Wednesday, February 1, 2017

Monthly
Updates

Margin of Safety!


Central Concept of Investment for the purchase of Common Stocks.
"The danger to investors lies in concentrating their purchases in the upper levels of the market..."

Stocks compared to bonds:
Earnings Yield Coverage Ratio - [EYC Ratio]

EYC Ratio = [ (1/PE10) x 100] x 1.1] / Bond Rate
1.75 plus: Safe for large lump sums & DCA
1.30 plus: Safe for DCA

1.29 or less: Mid-Point - Hold stocks and purchase bonds.

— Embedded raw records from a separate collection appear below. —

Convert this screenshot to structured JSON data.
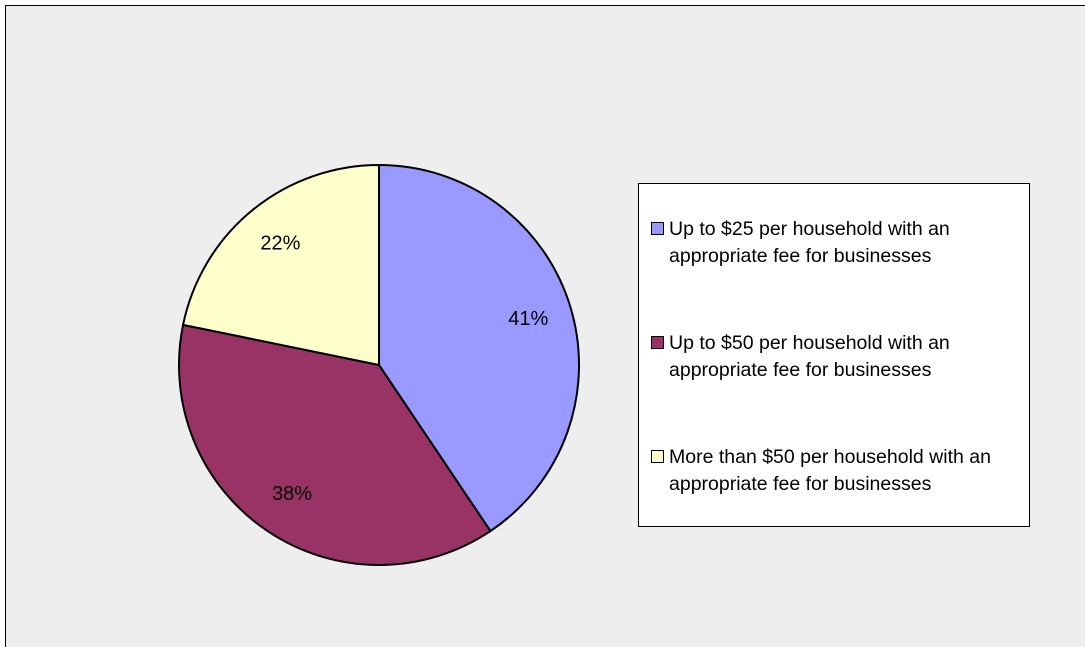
{
  "chart_data": {
    "type": "pie",
    "categories": [
      "Up to $25 per household with an appropriate fee for businesses",
      "Up to $50 per household with an appropriate fee for businesses",
      "More than $50 per household with an appropriate fee for businesses"
    ],
    "values": [
      41,
      38,
      22
    ],
    "value_labels": [
      "41%",
      "38%",
      "22%"
    ],
    "colors": [
      "#9999ff",
      "#993366",
      "#ffffcc"
    ],
    "legend": "right"
  }
}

1.00 or less: Sell stocks - rebalance portfolio - Re-think stock/bond allocation.

Current EYC Ratio: 1.00
As of 2-1-17
Updated Monthly

PE10 as report by Multpl.com
DCA is Dollar Cost Averaging.
Lump Sum any amount greater than yearly salary.

PE10  .........28.24
Bond Rate...3.89%

Over a ten-year period the typical excess of stock earnings power over bond interest may aggregate 4/3 of the price paid. This figure is sufficient to provide a very real margin of safety--which, under favorable conditions, will prevent or minimize a loss......If the purchases are made at the average level of the market over a span of years, the prices paid should carry with them assurance of an adequate margin of safety.  The danger to investors lies in concentrating their purchases in the upper levels of the market.....

Common Sense Investing:
The Papers of Benjamin Graham
Benjamin Graham

% Allocation Formula
2-1-17
Updated Monthly

% Allocation = 100 – [100 x (Current PE10 – Avg. PE10 / 2)]  /  (Avg.PE10 x 2 – Avg. PE10 / 2)


% Stock Allocation 21% 

Logic behind this approach:
--As the stock market becomes more expensive, a conservative investor's stock allocation should go down. The rationale recognizes the reduced expected future returns for stocks, and the increasing risk. 
--The formula acknowledges the increased likelihood of the market falling from current levels based on historical valuation levels and regression to the median, rather than from volatility. Many agree this is the key to value investing.  
Please note there is controversy regarding the divisor (Avg. PE10).  The average since 1881 as reported by Multpl.com is 16.70.  However, Larry Swedroe and others believe that using a revised Shiller P/E mean of 19.6 , the number since 1960 ( a 53-year period), reflects more modern accounting procedures.


DYI adheres to the long view where over time the legacy (prior 1959) values will be absorbed into the average.  Also it can be said with just as much vigor the last 20 years corporate America has been noted for accounting irregularities.  So....If you use the higher or lower number, or average them, you will be within the guide posts of value.      
  
DYI

Secular Market Top - Since January 2000

+  72.8% Dow       
+208.7% Transports 
+136.0% Utilities

+55.1%  S&P 500
+38.0%  Nasdaq

+52.9%  30yr Treasury Bond

+317.3% Gold
+106.3% Oil
  +59.7% Swiss Franc's
    
From High to Low

+317.3% Gold
+208.7% Transports
+136.0% Utilities
+106.3% Oil
+  72.8% Dow
+  59.7% Swiss Franc's 
+  52.9% 30yr Treasury Bond  
+  55.1% S&P 500 
+  38.0% Nasdaq



December 1999 Shiller PE10 was 44.19                 2-1-17 is 28.24
August 2000 S&P 500 dividend yield was 1.11%  2-1-17 is 2.01%

It is easily seen that in the year 2000 the Nasdaq was horribly overvalued and gold was on the give away table, such lopsided returns 17 years later!

Also of interest the stodgy 30 year Treasury bond has outperformed the S&P 500 and Nasdaq since the year 2000.  The modern portfolio crowd back in the year 2000 would find this a very low probability outcome.  Value player's, due to extreme valuations, would have recognized this as the most likely outcome (close to a no-brainer!).